3D-Printed Electrochemical Sensor for Rapid Detection of Phenolic Oxidation Products Relevant to Organic Aerosol Formation

Phenolic compounds are key precursors and intermediates in the formation and aging of secondary organic aerosols (SOA), particularly in biomass-burning plumes and urban atmospheres. However, their detection typically requires laboratory-based chromatographic or mass-spectrometric techniques, limiting rapid or on-site characterization. The current research present a fully 3D-printed electrode (3D-PE) platform produced via hybrid material extrusion additive manufacturing, providing a compact, low-cost, and field-deployable tool for electrochemical quantification of atmospheric phenolics. The device integrates PLA-based structural components with graphene and silver conductive layers deposited in a single manufacturing step. Cyclic voltammetry measurements demonstrate clear and distinct redox signatures for representative phenolic structures, with oxidation potentials of 0.48–0.68 V and well-resolved reduction peaks. These redox behaviors correspond to functional groups commonly found in lignin-derived and anthropogenically emitted aromatic species.
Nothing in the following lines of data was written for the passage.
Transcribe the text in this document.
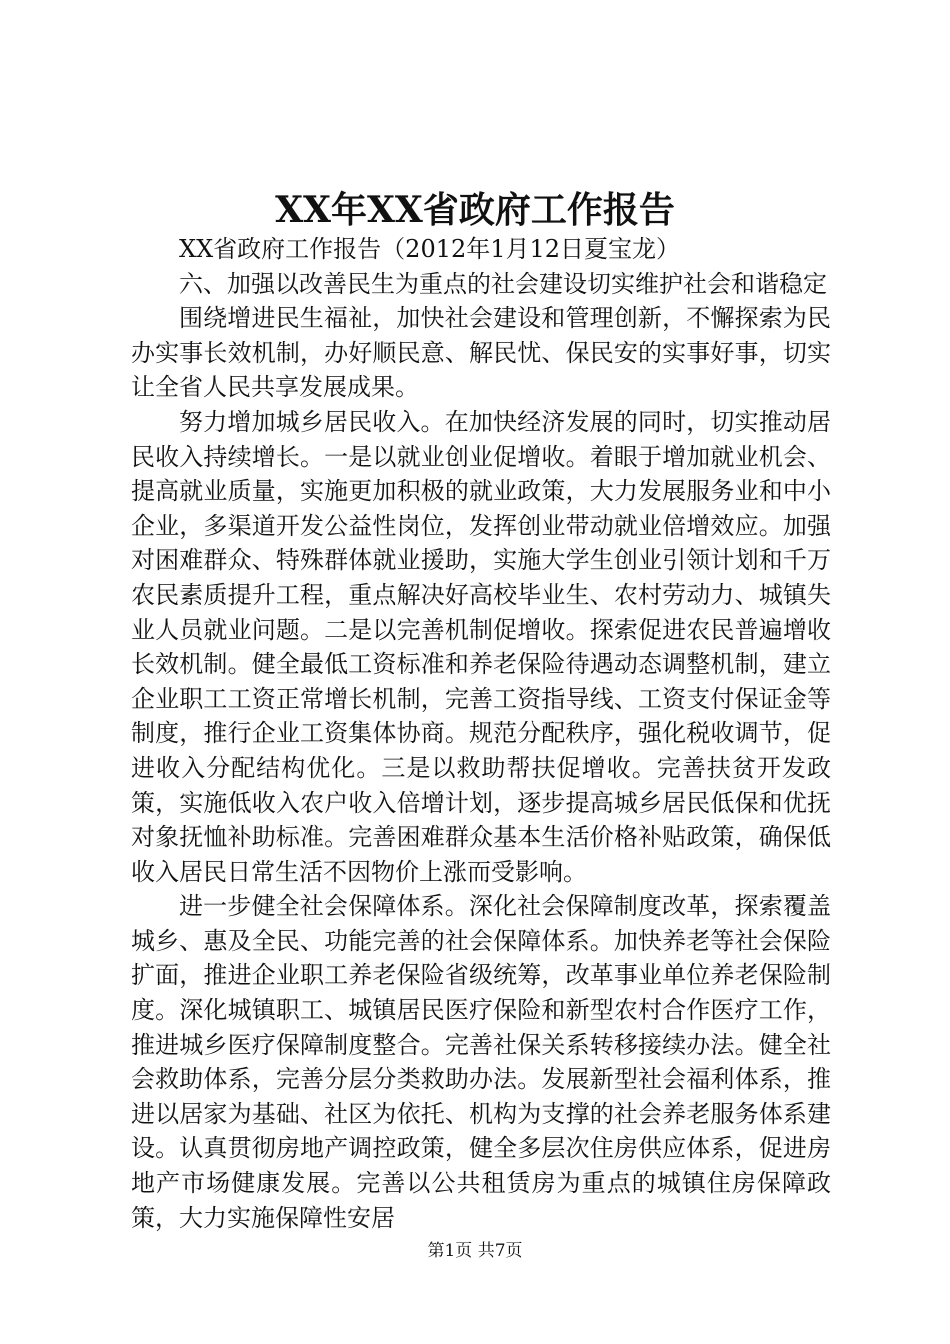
XX年XX省政府工作报告

XX省政府工作报告（2012年1月12日夏宝龙）

六、加强以改善民生为重点的社会建设切实维护社会和谐稳定

围绕增进民生福祉，加快社会建设和管理创新，不懈探索为民办实事长效机制，办好顺民意、解民忧、保民安的实事好事，切实让全省人民共享发展成果。

努力增加城乡居民收入。在加快经济发展的同时，切实推动居民收入持续增长。一是以就业创业促增收。着眼于增加就业机会、提高就业质量，实施更加积极的就业政策，大力发展服务业和中小企业，多渠道开发公益性岗位，发挥创业带动就业倍增效应。加强对困难群众、特殊群体就业援助，实施大学生创业引领计划和千万农民素质提升工程，重点解决好高校毕业生、农村劳动力、城镇失业人员就业问题。二是以完善机制促增收。探索促进农民普遍增收长效机制。健全最低工资标准和养老保险待遇动态调整机制，建立企业职工工资正常增长机制，完善工资指导线、工资支付保证金等制度，推行企业工资集体协商。规范分配秩序，强化税收调节，促进收入分配结构优化。三是以救助帮扶促增收。完善扶贫开发政策，实施低收入农户收入倍增计划，逐步提高城乡居民低保和优抚对象抚恤补助标准。完善困难群众基本生活价格补贴政策，确保低收入居民日常生活不因物价上涨而受影响。

进一步健全社会保障体系。深化社会保障制度改革，探索覆盖城乡、惠及全民、功能完善的社会保障体系。加快养老等社会保险扩面，推进企业职工养老保险省级统筹，改革事业单位养老保险制度。深化城镇职工、城镇居民医疗保险和新型农村合作医疗工作，推进城乡医疗保障制度整合。完善社保关系转移接续办法。健全社会救助体系，完善分层分类救助办法。发展新型社会福利体系，推进以居家为基础、社区为依托、机构为支撑的社会养老服务体系建设。认真贯彻房地产调控政策，健全多层次住房供应体系，促进房地产市场健康发展。完善以公共租赁房为重点的城镇住房保障政策，大力实施保障性安居

第1页 共7页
The 3D-PE operates with sample volumes as low as 50 µL, suitable for extracts from aerosol filters, cloud water, or fog samples. Its electroactive surface area (5.8–6.7 mm²) and high electron-transfer efficiency from the graphene electrode enable sensitive detection of trace phenolic compounds. The platform’s portability and rapid response offer new opportunities for quantifying oxidation intermediates during field campaigns, studying heterogeneous oxidation pathways, and investigating Secondary Organic Aerosol (SOA) formation dynamics.
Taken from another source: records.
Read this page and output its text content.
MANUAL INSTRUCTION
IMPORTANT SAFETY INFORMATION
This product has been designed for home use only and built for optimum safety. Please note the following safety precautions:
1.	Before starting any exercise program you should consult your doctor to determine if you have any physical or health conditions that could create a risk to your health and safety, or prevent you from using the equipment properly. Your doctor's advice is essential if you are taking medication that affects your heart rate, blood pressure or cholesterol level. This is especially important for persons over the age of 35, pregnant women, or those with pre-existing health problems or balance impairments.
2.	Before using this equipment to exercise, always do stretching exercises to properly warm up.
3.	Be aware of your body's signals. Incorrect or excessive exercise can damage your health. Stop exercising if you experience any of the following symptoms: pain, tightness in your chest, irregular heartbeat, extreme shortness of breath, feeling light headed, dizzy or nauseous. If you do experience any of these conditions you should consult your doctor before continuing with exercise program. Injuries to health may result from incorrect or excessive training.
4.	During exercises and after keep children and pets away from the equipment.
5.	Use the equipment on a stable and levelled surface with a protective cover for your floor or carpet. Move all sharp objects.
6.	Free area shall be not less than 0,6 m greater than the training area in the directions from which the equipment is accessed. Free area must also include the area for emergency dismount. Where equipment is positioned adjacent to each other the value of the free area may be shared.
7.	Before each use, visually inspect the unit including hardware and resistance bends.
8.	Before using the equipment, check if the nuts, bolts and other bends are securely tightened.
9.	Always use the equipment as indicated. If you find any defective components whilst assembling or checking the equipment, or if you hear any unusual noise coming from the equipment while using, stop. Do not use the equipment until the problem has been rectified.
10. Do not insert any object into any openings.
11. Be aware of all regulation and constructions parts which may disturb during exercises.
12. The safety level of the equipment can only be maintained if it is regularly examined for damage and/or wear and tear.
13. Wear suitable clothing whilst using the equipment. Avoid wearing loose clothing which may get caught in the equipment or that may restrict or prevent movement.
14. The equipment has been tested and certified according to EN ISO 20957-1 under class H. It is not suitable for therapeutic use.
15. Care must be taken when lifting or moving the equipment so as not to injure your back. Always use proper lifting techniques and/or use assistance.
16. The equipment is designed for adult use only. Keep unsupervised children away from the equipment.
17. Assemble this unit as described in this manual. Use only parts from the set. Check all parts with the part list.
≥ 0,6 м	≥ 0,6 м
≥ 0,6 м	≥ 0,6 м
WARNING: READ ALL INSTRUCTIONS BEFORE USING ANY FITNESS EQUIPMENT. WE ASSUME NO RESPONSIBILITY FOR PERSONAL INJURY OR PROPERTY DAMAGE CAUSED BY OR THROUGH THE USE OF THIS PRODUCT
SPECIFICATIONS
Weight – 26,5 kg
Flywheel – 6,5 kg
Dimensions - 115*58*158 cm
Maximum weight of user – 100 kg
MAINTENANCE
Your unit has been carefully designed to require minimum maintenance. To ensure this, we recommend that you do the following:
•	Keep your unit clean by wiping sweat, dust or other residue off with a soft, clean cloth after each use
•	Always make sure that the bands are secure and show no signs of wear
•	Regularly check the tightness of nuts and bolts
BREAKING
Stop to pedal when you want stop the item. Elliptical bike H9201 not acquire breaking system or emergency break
This work demonstrates that additive manufacturing provides a promising route for developing next-generation, customizable atmospheric chemistry sensors. The 3D-printed electrochemical platform can complement established mass-spectrometric techniques by enabling low-cost, high-frequency measurements of reactive organic compounds that play central roles in SOA formation and atmospheric oxidative chemistry.